Ah, the Pennsylvania Liquor Control Board and the State Store system. So much can be written about that and so much has. So let me give it a “shot”. When talking about the LCB the subject most discussed is the state store system. Here is Pa. we have to buy wines and spirits from the government. Why? Just because! Some people want the system to be privatized while others want to keep it under the control of people don’t have real jobs. Let’s take a look at some this. But first I am going to get strong coffee.
Recently, Antony Davies, associate professor of economics at Duquesne University and a senior scholar at George Mason University, Fairfax, Va. wrote a letter to the editor in the trib. He asked if the private sector could sell alcohol more efficiently than the state? His retort was that government has never done a more efficient job than private sector. My comment to Mr. Davies is to get off the campus more and see how private business is run. There is no law that says private business has to run efficiently, make money or give customers what they want. If that were not true then Dilbert would not exist. I have seen things done in retail that would make a government bureaucrat weep with envy.

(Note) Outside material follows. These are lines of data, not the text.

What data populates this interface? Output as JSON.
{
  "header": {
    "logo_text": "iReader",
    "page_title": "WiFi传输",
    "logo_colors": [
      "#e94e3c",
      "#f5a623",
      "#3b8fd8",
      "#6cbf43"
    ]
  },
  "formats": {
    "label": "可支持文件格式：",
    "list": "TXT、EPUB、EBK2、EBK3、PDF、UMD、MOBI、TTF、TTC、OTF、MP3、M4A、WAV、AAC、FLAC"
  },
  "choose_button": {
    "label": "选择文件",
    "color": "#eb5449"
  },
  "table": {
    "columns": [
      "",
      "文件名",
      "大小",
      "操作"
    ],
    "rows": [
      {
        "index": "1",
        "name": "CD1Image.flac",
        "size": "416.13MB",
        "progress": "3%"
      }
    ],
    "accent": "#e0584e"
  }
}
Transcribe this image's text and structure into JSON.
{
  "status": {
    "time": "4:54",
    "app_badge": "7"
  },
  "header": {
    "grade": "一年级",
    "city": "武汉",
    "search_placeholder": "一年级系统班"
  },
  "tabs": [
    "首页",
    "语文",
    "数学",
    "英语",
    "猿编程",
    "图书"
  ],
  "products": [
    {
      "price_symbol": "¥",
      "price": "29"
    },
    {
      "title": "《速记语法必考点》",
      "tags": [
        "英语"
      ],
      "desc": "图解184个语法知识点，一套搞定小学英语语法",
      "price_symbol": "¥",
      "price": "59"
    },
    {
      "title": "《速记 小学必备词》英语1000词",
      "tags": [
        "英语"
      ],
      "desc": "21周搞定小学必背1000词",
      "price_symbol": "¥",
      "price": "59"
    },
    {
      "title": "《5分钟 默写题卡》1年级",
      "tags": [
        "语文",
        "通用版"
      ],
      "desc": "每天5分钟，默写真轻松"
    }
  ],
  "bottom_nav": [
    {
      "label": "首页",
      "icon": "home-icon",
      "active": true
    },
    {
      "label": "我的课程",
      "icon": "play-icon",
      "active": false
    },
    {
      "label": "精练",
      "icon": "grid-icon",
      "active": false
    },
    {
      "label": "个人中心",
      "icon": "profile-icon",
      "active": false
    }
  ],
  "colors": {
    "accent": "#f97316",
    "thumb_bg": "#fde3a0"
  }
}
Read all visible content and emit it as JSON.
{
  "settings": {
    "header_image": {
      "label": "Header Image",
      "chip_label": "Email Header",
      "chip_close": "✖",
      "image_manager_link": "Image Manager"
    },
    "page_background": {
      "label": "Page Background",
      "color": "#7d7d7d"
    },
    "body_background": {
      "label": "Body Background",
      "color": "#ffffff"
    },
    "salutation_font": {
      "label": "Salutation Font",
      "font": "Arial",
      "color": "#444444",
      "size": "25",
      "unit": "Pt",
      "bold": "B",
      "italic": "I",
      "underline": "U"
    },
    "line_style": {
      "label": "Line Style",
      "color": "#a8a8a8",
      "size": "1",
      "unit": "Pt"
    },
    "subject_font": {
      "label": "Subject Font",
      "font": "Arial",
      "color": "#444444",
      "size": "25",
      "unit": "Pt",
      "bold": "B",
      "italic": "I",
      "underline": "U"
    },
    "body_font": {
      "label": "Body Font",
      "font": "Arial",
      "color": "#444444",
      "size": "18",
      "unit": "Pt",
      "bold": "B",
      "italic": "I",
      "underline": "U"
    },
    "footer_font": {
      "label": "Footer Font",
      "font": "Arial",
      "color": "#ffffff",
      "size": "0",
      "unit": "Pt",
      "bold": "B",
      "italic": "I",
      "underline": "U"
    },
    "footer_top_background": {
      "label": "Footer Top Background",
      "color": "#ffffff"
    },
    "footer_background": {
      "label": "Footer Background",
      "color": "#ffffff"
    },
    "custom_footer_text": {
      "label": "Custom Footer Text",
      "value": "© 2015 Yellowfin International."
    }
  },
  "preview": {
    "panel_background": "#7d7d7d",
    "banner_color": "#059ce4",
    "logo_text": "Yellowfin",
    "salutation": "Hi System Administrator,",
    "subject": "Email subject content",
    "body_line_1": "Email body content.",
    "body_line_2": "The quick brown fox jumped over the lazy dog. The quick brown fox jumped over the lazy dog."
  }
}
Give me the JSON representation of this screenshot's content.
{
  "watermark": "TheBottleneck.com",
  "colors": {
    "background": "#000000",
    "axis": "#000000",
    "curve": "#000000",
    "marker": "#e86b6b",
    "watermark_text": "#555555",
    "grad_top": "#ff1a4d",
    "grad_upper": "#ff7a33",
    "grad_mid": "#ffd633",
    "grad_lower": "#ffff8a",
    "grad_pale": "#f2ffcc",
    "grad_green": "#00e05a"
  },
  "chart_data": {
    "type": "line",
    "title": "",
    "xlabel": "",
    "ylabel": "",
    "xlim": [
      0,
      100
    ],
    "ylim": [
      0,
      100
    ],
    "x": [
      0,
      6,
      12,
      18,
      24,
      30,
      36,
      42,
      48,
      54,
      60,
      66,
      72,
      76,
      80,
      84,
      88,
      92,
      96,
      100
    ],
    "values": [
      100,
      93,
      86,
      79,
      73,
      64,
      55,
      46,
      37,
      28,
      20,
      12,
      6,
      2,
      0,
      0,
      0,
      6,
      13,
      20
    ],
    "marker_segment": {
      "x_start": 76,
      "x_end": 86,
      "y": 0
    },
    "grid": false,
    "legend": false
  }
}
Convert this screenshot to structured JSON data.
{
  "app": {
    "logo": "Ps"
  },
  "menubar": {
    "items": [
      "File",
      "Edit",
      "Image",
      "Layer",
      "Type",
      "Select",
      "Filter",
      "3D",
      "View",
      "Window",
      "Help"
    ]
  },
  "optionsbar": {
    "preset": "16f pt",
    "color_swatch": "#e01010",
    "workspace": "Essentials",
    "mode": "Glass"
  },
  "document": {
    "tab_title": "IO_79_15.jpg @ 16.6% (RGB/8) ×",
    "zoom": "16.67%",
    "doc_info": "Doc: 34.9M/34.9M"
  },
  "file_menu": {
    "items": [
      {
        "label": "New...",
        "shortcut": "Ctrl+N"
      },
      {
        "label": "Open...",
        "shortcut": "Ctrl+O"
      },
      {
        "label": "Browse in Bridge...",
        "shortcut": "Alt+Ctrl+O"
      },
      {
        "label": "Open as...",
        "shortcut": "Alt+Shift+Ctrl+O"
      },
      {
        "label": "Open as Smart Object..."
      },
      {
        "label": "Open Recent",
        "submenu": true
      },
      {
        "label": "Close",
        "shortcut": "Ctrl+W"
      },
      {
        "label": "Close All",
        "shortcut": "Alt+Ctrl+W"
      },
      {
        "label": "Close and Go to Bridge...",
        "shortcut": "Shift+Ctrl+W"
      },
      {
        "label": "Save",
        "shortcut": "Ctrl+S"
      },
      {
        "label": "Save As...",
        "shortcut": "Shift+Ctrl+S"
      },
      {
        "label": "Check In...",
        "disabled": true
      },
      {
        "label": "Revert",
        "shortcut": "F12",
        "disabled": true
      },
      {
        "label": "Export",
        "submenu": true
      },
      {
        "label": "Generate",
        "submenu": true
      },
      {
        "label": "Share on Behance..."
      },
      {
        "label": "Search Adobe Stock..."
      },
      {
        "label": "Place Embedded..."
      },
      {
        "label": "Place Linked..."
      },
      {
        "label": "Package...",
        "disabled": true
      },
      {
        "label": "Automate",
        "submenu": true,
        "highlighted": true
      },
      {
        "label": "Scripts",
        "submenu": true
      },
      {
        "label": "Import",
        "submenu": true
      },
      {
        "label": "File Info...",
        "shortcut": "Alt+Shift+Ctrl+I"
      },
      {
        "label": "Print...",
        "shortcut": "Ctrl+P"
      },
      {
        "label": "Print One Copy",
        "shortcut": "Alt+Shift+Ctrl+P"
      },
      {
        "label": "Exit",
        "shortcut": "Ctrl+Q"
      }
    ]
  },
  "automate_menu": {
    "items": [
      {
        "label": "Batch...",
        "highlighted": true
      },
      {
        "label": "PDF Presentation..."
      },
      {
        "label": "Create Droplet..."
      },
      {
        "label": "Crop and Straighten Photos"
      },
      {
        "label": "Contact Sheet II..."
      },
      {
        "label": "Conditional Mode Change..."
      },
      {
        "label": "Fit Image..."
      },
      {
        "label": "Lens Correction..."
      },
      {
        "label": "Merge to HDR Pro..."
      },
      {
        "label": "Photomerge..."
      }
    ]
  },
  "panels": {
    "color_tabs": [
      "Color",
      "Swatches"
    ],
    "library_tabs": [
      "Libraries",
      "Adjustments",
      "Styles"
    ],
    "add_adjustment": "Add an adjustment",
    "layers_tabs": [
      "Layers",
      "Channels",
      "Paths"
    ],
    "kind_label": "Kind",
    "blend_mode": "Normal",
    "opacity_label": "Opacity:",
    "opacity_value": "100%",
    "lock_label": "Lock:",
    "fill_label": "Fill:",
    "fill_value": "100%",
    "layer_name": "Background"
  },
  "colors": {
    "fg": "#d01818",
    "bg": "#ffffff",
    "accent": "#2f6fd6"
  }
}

The practice of operating efficiently does not have to be applied with the state store system. They have no competition other than boarder states and as long as we go in to buy wines and spirits at said price, what are they loosing? Could they make more money? Yes, But they are making money and being more efficient will not translate to lower costs for us. Under private hands, price could go up, selection could go down and we would still be bitching. And let’s us not forget the restaurant people. They now buy from a single source. How would they obtain stock? A central wholesaler who could control cost or multiple vendors fighting for sales? Should “big alcohol” go private don’t expect your Thunderbird to be delivered with unicorns.
Mr. Davis brought up the issue of underage drinking and drunk-driving (that’s drink-drive for my British readers). First of all, if alcohol was the only thing youngsters were taking in, it would be better than what they are taking in now. Getting booze and smokes have always been obtainable. How about dad’s liquor cabinet?
I have concerns and interests in how the LCB operates in general but as for state stores I don’t buy wines or spirits for home so I don’t care one hoot about them other than the state budget and my taxes. Anyway, should the system go private I am sure that we will have a good selection. As for price, we will pay for the value and not the worth. By that I mean that the price will based on what we are willing to pay as opposed what it cost to stock an item plus mark-up.
I am sure that all who read this has an opinion one way or another. I don’t see how a change in a products distribution will change its end use. All that is germane to this topic is taxes generated, price and selection. Right now we can bring our grievance to our representatives. We have been doing that and it has not gotten any better. Once the system goes private none of this will be any of our business.
Incidentally, I am only using Mr. Davis’ comments as he wrote a letter today and I could not pass it up. He said what a lot of people are saying and I think much of it is moot.